A new celebration of culture is coming to town in the form of the Greater Roxbury Arts & Cultural Center, a long-awaited space in Nubian Square that will celebrate Black and Latino culture and art.

The 35,000-square-foot center is currently under development. There are high hopes for it.

“Our mission is to support and present innovative visual arts and humanities that honor the cultural roots of the African diaspora while promoting the Nubian Square neighborhood,” said Taneshia Nash Laird, the center’s chief executive officer.

Although many programs that uplift arts and culture exist in Roxbury, the planned center will be the first physical space in the neighborhood specifically designated for artists and creators of color to interact. Other spaces nearby include Hibernian Hall, which hosts theater performances, and the Museum of the National Center of Afro-American Artists, the home of visual art exhibits.

The Greater Roxbury Arts & Cultural Center Inc. was formed just last year to build the center, whose site will be sandwiched between the Black Market and the Nubian Gallery on Washington Street.

Laird said officials are aiming to raise $35 million for the project. She said the city is expecting to break ground in the fourth quarter of next year, and the center is expected to open in the fall of 2025, if everything goes as planned.

Laird was hired in December to create the vision by the Nubian Square Ascends development team, a real estate project aimed at revitalizing the commercial center of Roxbury.

The team, which is for-profit, was looking to add a nonprofit visual and performing arts center to their campus and is redeveloping the Blair Lot into a community cultural center as well.

Laird, originally from New York, is an arts administrator and entertainment entrepreneur. She was previously president and chief executive of the Newark Symphony Hall.

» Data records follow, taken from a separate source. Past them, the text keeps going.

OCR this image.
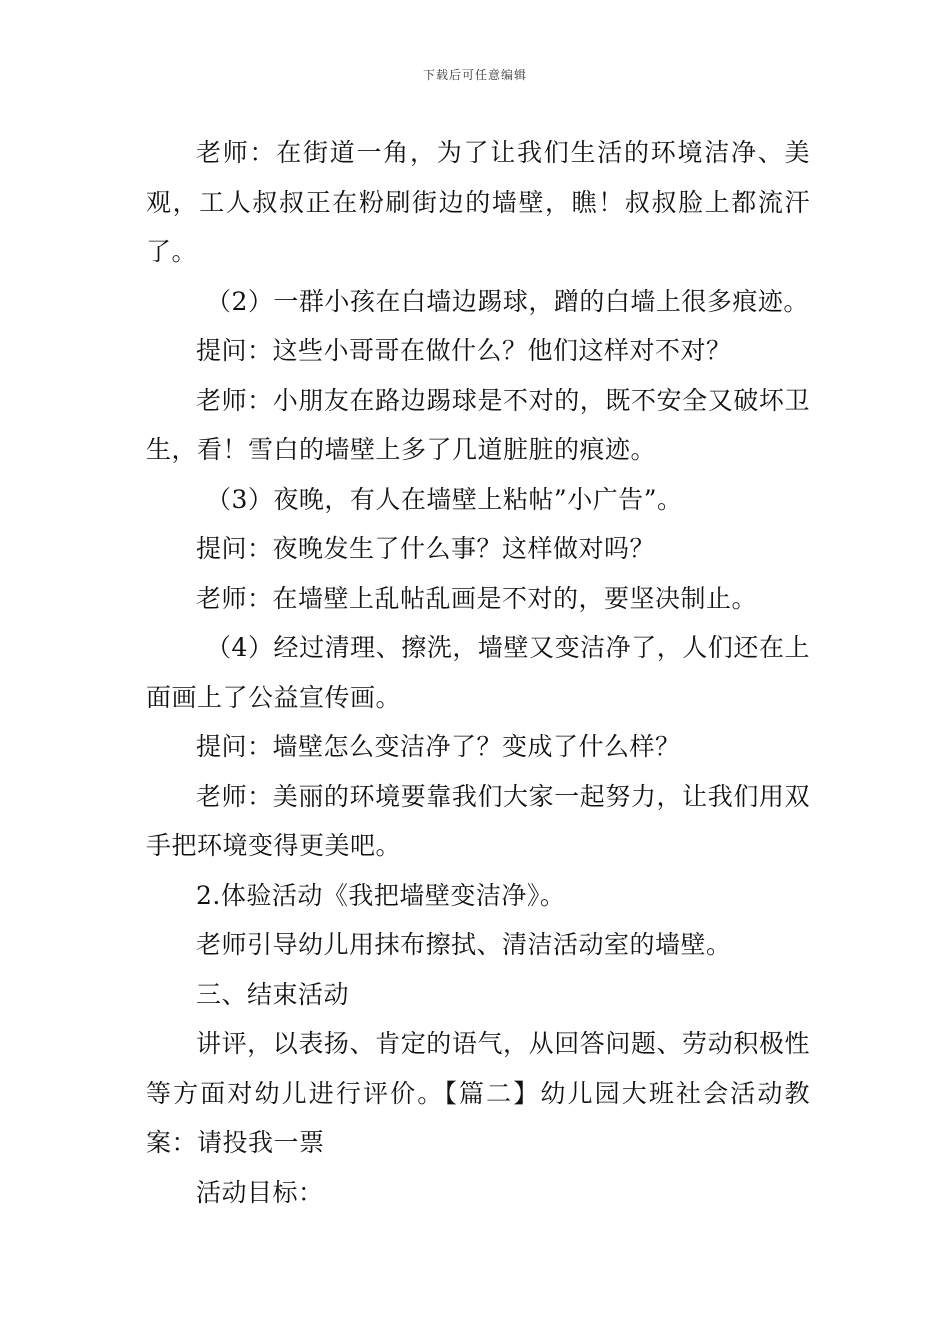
下载后可任意编辑

老师：在街道一角，为了让我们生活的环境洁净、美观，工人叔叔正在粉刷街边的墙壁，瞧！叔叔脸上都流汗了。

（2）一群小孩在白墙边踢球，蹭的白墙上很多痕迹。

提问：这些小哥哥在做什么？他们这样对不对？

老师：小朋友在路边踢球是不对的，既不安全又破坏卫生，看！雪白的墙壁上多了几道脏脏的痕迹。

（3）夜晚，有人在墙壁上粘帖”小广告”。

提问：夜晚发生了什么事？这样做对吗？

老师：在墙壁上乱帖乱画是不对的，要坚决制止。

（4）经过清理、擦洗，墙壁又变洁净了，人们还在上面画上了公益宣传画。

提问：墙壁怎么变洁净了？变成了什么样？

老师：美丽的环境要靠我们大家一起努力，让我们用双手把环境变得更美吧。

2.体验活动《我把墙壁变洁净》。

老师引导幼儿用抹布擦拭、清洁活动室的墙壁。

三、结束活动

讲评，以表扬、肯定的语气，从回答问题、劳动积极性等方面对幼儿进行评价。【篇二】幼儿园大班社会活动教案：请投我一票

活动目标：
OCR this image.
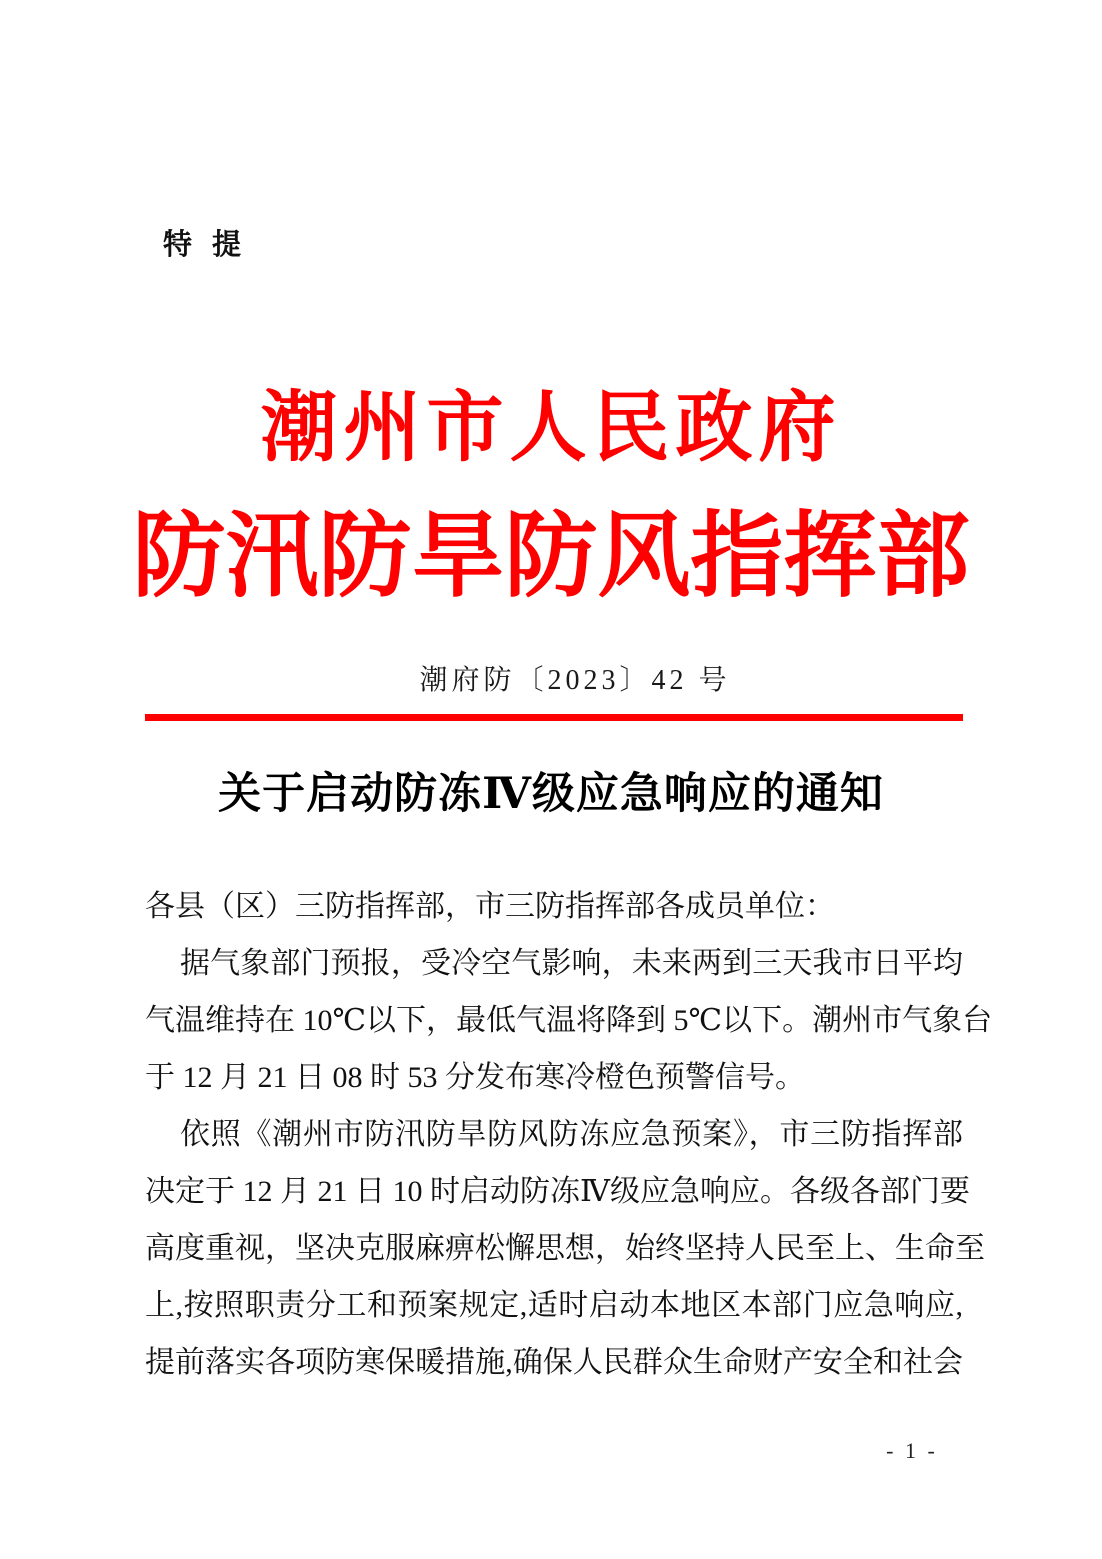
特 提
潮州市人民政府
防汛防旱防风指挥部
潮府防〔2023〕42 号
关于启动防冻Ⅳ级应急响应的通知
各县（区）三防指挥部，市三防指挥部各成员单位：
据气象部门预报，受冷空气影响，未来两到三天我市日平均
气温维持在 10℃以下，最低气温将降到 5℃以下。潮州市气象台
于 12 月 21 日 08 时 53 分发布寒冷橙色预警信号。
依照《潮州市防汛防旱防风防冻应急预案》，市三防指挥部
决定于 12 月 21 日 10 时启动防冻Ⅳ级应急响应。各级各部门要
高度重视，坚决克服麻痹松懈思想，始终坚持人民至上、生命至
上,按照职责分工和预案规定,适时启动本地区本部门应急响应,
提前落实各项防寒保暖措施,确保人民群众生命财产安全和社会
- 1 -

“When I visited [Massachusetts], I realized that people really wanted to be centered and not erased,” she said. “In popular culture, you don’t see the depiction of Black and brown people in Boston.”

Laird stressed that the center, when opened, would serve the entire Roxbury community and all its diversity, with an emphasis on social justice and economic opportunity.

“We are not a monolith. We are not just one thing,” Laird said. “We all have different ships. That’s why I’m particularly passionate about this.”

Recently, Laird made a pair of announcements about critical partnerships her organization has formed with OrigiNation Inc., a Jamaica Plain dance company, and the Roxbury International Film Festival, the largest event of its kind in New England, which is celebrating its 25th anniversary.

OrigiNation — which serves Black and Latino youth in Dorchester, Mattapan and Roxbury — will be the first resident dance company at the planned arts center, Laird’s press release on the announcement said.

That move would make OrigiNation the nation’s first professional Black and Latino youth dance company in residence at a performing arts center designed for the African and Latino diasporas, according to the press release.

Daniel Callahan, a multimedia artist and president of the Roxbury Cultural District’s board of directors, said Roxbury is a “rich cultural and artistic oasis” with a lot of history, both politically and artistically. The arts center will be an opportunity for collaborating and continuing the center’s mission, he said.   

“We’ve found a lot of individual artists in Roxbury, but there’s never a concerted effort for all of them to plug into and work together,” he said.

Abria Smith, a member of the Boston Cultural Council, said there weren’t many cultural programs or centers aimed at supporting the arts in Roxbury when she was growing up. As a member of the council, she said her primary role is approving funding for projects across the city that relate to arts programming.

Smith said there is still work to be done in the city.

“I feel like there’s always a need for more funding and more educational opportunities for the arts,” Smith said. “People need to learn to value artists more.”